Комната казалась еще более пустой, чем когда я видела ее в последний раз. Старая тумба и кувшин остались на прежнем месте. И тяжелая кровать все еще была плотно придвинута к моей потайной двери. Я сказала, обращаясь к духу посланницы:
– Если бы я знала, что ты по-прежнему здесь, то позаботилась бы о тебе лучше. Я думала, ты ушла…
Я не ощутила перемены в клубившейся тьме, но почувствовала себя немного смелей из-за того, что осмелилась обратиться к ней открыто.
Отодвинуть кровать, держа в одной руке свечу, оказалось трудно, но я справилась. Я перебралась через кровать, чтобы опустить рычаг, а потом – еще раз, чтобы войти в дверь. Накапав воска на порог, я прикрепила к нему свечу, перетащила кровать на место и закрыла за собой потайную дверь. В секретном лабиринте я сразу почувствовала себя лучше. Я держала свечу твердой рукой и следовала знакам, которые мне уже почти не были нужны, пока не пришла в свою маленькую берлогу.

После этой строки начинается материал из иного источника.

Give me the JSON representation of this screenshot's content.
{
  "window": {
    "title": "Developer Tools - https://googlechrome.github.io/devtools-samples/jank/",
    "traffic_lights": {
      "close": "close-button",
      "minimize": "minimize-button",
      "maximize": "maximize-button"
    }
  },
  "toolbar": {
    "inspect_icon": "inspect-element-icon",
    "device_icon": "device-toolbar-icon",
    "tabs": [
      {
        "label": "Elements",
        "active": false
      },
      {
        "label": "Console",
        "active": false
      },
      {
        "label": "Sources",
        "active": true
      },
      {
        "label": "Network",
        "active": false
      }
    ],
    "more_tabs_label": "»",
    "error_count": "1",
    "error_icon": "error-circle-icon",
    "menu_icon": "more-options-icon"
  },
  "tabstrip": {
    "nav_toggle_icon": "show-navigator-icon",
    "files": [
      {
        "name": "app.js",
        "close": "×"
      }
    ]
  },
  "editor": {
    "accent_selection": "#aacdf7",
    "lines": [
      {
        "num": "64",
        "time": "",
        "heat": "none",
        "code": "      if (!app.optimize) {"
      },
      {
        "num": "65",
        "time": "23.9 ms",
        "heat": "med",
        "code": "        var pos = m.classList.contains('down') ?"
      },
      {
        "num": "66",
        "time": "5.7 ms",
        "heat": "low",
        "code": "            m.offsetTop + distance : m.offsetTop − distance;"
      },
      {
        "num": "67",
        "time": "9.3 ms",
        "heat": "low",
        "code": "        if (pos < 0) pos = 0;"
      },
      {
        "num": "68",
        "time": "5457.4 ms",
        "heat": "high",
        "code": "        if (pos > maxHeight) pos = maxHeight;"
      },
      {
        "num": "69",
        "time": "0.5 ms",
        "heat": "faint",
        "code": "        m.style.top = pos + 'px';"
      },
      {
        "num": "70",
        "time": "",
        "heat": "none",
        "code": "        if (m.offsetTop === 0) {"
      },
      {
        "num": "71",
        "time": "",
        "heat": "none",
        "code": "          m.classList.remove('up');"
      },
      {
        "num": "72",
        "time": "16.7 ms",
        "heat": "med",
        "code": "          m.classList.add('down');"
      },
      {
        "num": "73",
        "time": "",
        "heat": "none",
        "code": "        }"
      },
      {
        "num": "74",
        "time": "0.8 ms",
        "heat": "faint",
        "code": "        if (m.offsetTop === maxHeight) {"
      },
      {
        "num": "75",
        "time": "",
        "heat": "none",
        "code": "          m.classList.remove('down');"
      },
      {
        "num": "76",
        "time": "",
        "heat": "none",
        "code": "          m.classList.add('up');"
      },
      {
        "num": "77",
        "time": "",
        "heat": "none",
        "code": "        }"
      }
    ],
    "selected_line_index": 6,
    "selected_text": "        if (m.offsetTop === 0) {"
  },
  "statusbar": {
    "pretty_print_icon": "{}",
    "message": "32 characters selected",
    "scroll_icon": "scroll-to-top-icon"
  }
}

У входа в нее я вдруг остановилась, озадаченная. Что-то изменилось. Запах? Легкое тепло в воздухе? Я внимательно изучила комнатку, но не увидела, чтобы что-то пропало. Я опасливо шагнула вперед, споткнулась и растянулась на полу во весь рост. Свеча выпала из моей руки, покатилась, описав полукруг, и лишь чудом не погасла. Но вот невезение: она остановилась возле свернутого свитка, забытого на полу. Его край уже начал обугливаться, источая вонь горящей кожи, когда я вскочила на колени и схватила свечу. Вставила ее в подсвечник и повернулась посмотреть, что же такое попалось мне под ноги. Оно ощущалось как кучка ткани. Теплой ткани.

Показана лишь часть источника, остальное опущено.